Un femminicidio di ‘ndrangheta «efferato e straziante», così lo ha definito il procuratore di Catanzaro Nicola Gratteri, compiuto per impedire a una donna di vivere la propria libertà.

A 7 anni dalla scomparsa di Maria Chindamo, di cui si sono perse le tracce nel maggio 2016, arriva la verità. Questo il quadro desolante che affiora dalla maxi operazione contro la criminalità organizzata condotta dai carabinieri del Comando provinciale di Vibo Valentia e dal Ros, che ha portato alla disarticolazione delle cosche di Mileto e Zungri e all’esecuzione di 84 misure cautelari.

Maria Chindano, 44 anni, tre figli e vedova dopo che il marito Vincenzo Puntoriero si era suicidato per non aver retto alla separazione, non poteva rifarsi una vita. Doveva essere punita. E pensare che si era rimessa a studiare all’università e voleva diventare imprenditrice agricola.

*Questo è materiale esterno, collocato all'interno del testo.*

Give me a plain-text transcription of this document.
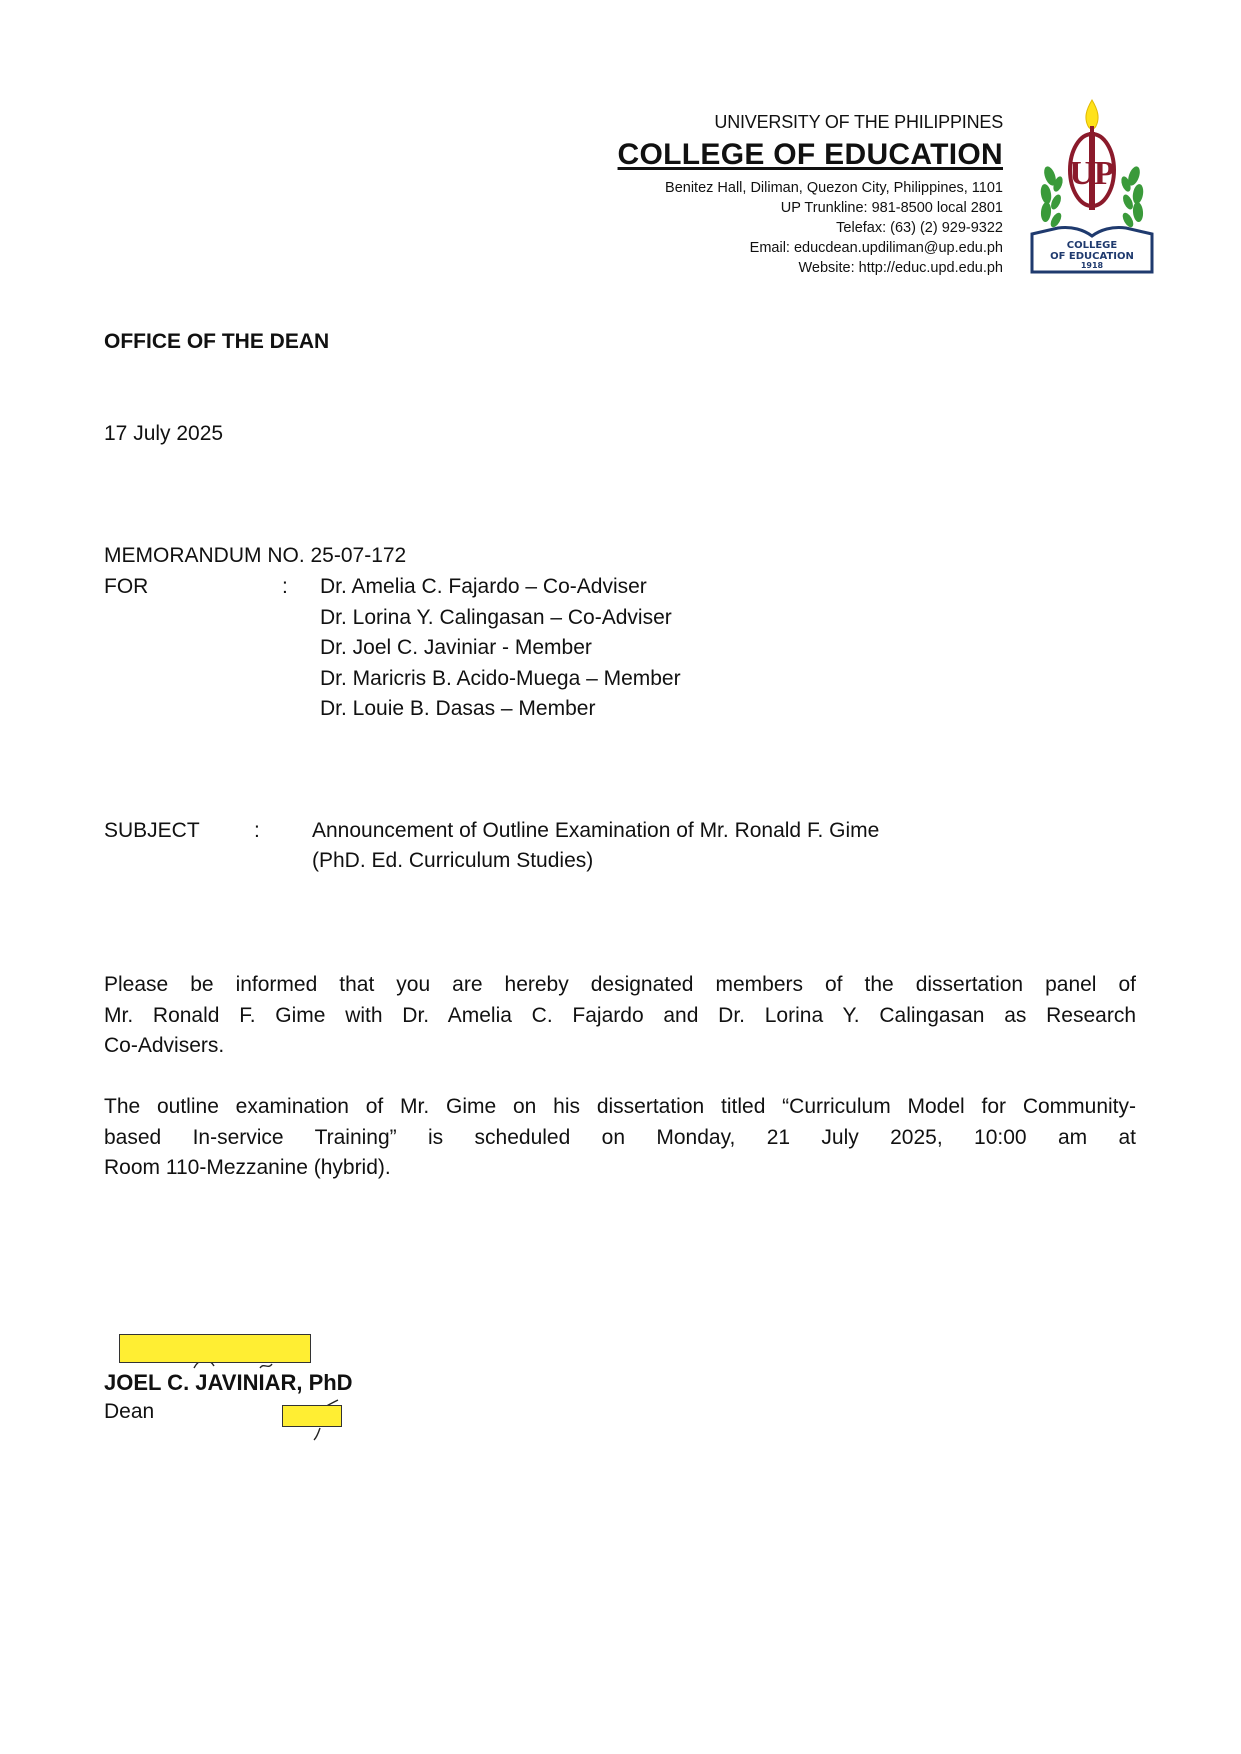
UNIVERSITY OF THE PHILIPPINES
COLLEGE OF EDUCATION
Benitez Hall, Diliman, Quezon City, Philippines, 1101
UP Trunkline: 981-8500 local 2801
Telefax: (63) (2) 929-9322
Email: educdean.updiliman@up.edu.ph
Website: http://educ.upd.edu.ph
UP
COLLEGE
OF EDUCATION
1918
OFFICE OF THE DEAN
17 July 2025
MEMORANDUM NO. 25-07-172
FOR	: Dr. Amelia C. Fajardo – Co-Adviser
Dr. Lorina Y. Calingasan – Co-Adviser
Dr. Joel C. Javiniar - Member
Dr. Maricris B. Acido-Muega – Member
Dr. Louie B. Dasas – Member
SUBJECT	: Announcement of Outline Examination of Mr. Ronald F. Gime
(PhD. Ed. Curriculum Studies)
Please be informed that you are hereby designated members of the dissertation panel of
Mr. Ronald F. Gime with Dr. Amelia C. Fajardo and Dr. Lorina Y. Calingasan as Research
Co-Advisers.
The outline examination of Mr. Gime on his dissertation titled “Curriculum Model for Community-
based In-service Training” is scheduled on Monday, 21 July 2025, 10:00 am at
Room 110-Mezzanine (hybrid).
JOEL C. JAVINIAR, PhD
Dean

«Non le hanno perdonato la libertà e la gestione dei terreni avuti in eredità, su cui gravavano gli appetiti di una famiglia di ‘ndrangheta. E anche il suo nuovo amore», ha detto Gratteri.

Così Maria, tre giorni dopo aver postato sui social la foto con il nuovo compagno, è svanita nel nulla.

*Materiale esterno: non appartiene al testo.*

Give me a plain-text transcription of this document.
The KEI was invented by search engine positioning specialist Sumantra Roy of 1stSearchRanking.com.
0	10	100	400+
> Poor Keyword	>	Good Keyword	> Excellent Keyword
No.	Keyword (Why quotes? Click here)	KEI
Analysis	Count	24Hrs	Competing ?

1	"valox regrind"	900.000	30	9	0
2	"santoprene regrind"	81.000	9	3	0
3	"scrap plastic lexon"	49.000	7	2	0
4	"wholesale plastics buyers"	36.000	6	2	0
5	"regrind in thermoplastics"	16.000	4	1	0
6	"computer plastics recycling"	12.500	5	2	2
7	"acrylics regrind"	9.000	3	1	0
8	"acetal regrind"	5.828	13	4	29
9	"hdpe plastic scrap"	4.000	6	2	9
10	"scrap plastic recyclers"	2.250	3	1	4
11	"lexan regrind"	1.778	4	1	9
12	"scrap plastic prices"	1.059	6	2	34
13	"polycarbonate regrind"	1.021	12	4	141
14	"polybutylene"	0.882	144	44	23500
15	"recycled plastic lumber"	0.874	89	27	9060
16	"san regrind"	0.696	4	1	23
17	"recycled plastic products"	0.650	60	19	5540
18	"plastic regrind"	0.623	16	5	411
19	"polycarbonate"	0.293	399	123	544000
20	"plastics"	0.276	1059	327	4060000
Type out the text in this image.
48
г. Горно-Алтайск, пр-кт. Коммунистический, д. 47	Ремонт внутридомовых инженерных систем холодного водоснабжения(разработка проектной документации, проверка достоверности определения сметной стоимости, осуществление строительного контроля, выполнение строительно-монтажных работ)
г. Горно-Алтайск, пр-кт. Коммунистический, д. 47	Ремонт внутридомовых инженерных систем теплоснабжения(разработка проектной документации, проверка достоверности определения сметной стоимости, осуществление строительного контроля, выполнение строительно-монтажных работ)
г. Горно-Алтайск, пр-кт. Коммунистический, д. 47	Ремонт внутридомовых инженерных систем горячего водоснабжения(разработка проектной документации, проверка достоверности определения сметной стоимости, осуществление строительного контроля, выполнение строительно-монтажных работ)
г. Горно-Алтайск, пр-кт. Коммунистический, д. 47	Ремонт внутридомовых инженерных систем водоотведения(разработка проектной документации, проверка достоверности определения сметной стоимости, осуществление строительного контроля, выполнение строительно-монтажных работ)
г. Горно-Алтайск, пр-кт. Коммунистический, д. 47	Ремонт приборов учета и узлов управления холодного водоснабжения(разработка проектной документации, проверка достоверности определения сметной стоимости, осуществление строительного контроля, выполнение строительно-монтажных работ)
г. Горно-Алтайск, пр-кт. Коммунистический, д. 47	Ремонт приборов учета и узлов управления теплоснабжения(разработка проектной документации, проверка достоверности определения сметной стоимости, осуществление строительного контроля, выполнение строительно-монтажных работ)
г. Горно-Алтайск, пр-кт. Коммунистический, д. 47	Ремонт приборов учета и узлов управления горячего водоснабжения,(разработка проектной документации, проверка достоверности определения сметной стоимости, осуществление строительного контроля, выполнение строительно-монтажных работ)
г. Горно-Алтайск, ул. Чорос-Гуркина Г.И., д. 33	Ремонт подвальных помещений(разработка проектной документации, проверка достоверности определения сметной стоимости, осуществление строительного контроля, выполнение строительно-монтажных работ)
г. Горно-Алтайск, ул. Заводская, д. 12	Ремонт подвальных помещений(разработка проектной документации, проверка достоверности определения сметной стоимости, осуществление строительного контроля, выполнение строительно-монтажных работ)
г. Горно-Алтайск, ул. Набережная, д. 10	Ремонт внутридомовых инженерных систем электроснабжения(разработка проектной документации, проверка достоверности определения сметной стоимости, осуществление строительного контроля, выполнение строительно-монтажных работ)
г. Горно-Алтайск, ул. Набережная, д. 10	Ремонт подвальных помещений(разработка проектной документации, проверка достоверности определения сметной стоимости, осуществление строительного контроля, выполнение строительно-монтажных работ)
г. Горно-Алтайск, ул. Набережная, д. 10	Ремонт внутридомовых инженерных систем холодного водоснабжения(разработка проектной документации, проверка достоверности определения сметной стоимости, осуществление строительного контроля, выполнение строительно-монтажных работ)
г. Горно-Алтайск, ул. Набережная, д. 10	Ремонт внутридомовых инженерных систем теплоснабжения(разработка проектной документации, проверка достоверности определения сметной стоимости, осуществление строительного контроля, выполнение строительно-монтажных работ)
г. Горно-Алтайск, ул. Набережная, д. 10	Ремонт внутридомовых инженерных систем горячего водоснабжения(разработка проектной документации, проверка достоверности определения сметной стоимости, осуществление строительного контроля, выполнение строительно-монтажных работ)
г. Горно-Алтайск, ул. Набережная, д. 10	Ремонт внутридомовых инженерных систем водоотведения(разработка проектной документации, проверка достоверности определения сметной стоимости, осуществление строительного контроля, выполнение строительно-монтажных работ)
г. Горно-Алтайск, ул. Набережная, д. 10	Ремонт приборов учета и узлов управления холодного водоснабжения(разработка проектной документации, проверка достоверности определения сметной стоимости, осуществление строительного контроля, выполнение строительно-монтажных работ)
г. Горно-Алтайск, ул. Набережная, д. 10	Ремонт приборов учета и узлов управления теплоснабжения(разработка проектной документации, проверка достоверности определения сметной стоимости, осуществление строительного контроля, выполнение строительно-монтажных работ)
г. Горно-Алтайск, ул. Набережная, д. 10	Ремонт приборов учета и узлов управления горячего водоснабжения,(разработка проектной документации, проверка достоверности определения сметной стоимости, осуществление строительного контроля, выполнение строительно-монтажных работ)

«Non si poteva permettere - ha aggiunto Gratteri - il lusso di rifarsi una vita, di gestire in modo imprenditoriale quel terreno e di poter curare e fare crescere i figli in modo libero e uscendo dalla mentalità mafiosa».

Il fratello Vincenzo non si è mai arreso: «Oggi – le sue parole – l’aria ha il profumo della giustizia».